Auch im Parlament sorgte der Vorgang für Empörung. Die Oppositionsparteien sahen darin eine Verletzung der Würde des Hauses und verlangten Aufklärung darüber, wieso CDU-Landtagspräsident Matthias Rößler am Abend zuvor telefonisch sein Einverständnis gegeben hatte, den Nazis den Zutritt zum Parlamentsgebäude zu gestatten. Der Fraktionschef der Linken, Rico Gebhardt, sprach nach der Verschiebung der Landtagsdebatte zu diesem Thema von einem Affront gegenüber jenen Menschen, „die mit ihrer Zivilcourage dafür gesorgt haben, dass die Nazis nicht die Straßen und Plätze besetzen können“. Vielmehr sei es die Aufgabe des Präsidiums ein „klares Signal“ dafür zu setzen, „dass der Landtag kein Ausweichquartier für Nazi-Demonstranten ist“. Sowohl Eva Jähnigen von den Grünen, als auch SPD-Fraktionsführer Martin Duhlig forderten eine „konsequente Aufklärung“ des Vorfalls.
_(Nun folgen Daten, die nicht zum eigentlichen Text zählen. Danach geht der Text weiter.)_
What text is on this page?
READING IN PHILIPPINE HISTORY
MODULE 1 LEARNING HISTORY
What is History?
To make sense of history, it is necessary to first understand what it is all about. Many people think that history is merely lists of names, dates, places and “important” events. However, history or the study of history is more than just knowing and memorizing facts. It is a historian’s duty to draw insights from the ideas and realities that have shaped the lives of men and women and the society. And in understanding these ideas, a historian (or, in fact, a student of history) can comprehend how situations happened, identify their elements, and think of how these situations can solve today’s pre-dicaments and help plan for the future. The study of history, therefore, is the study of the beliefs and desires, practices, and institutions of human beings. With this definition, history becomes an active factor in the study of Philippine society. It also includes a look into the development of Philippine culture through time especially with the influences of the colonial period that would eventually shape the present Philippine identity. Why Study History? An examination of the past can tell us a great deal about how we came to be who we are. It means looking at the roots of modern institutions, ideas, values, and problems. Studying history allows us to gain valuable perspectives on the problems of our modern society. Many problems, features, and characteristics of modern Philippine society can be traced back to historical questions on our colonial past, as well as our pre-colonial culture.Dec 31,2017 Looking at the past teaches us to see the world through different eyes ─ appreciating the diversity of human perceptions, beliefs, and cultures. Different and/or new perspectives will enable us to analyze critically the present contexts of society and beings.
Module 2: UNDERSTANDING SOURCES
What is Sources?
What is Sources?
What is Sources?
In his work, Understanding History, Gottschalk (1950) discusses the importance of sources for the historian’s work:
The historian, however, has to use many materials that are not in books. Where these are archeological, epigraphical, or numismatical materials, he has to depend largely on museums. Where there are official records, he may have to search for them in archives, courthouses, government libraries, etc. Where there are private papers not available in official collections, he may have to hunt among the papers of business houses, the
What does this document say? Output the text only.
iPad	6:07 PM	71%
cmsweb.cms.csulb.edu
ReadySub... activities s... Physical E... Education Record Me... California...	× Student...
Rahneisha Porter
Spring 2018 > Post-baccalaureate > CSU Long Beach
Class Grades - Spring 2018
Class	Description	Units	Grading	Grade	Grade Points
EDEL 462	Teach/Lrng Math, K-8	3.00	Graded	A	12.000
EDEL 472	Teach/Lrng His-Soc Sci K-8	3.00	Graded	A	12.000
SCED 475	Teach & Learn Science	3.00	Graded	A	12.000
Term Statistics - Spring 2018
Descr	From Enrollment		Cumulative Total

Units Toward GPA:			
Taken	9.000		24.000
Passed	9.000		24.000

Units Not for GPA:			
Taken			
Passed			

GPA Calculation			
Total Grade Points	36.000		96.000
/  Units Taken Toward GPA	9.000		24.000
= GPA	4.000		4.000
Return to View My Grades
Rede des Linken-Politikers Rico Gebhardt:
Für Kritik sorgte zudem die fehlende Zustimmung durch Landtagspräsident Rößler, die Ereignisse noch am Tag darauf zum Gegenstand einer Präsidiumssitzung zu machen. Nach der Weigerung Rößlers das Thema auf die Tagesordnung zu setzen, hatte die Opposition geschlossen den Sitzungssaal verlassen. Erst am Nachmittag gab Rößler dieser Forderung schließlich nach. Mit Spannung dürfte nicht nur die Opposition auf den von Innenminister Markus Ulbig (CDU) für Morgen angekündigten Bericht warten. Dabei soll es unter anderem um die Gefahreneinschätzung der Polizei vor dem Parlamentsgebäude gehen. Ob damit jedoch auch in Zukunft gewalttätige Übergriffe durch Polizeibeamtinnen und Polizeibeamte verhindert werden können, ist angesichts vergleichbarer Vorfälle in der Vergangenheit und der Weigerung, ähnlich wie in anderen Bundesländern eine Kennzeichnungspflicht einzuführen, illusorisch. Doch auch wenn eine derartige Zusammenarbeit zwischen Polizei und Nazis ernüchternd ist, stimmt es dennoch zuversichtlich, dass im Vergleich zum Vorjahr die Zahl der Teilnehmerinnen und Teilnehmer an der NPD-Kundgebung um Udo Pastörs abermals kleiner geworden ist.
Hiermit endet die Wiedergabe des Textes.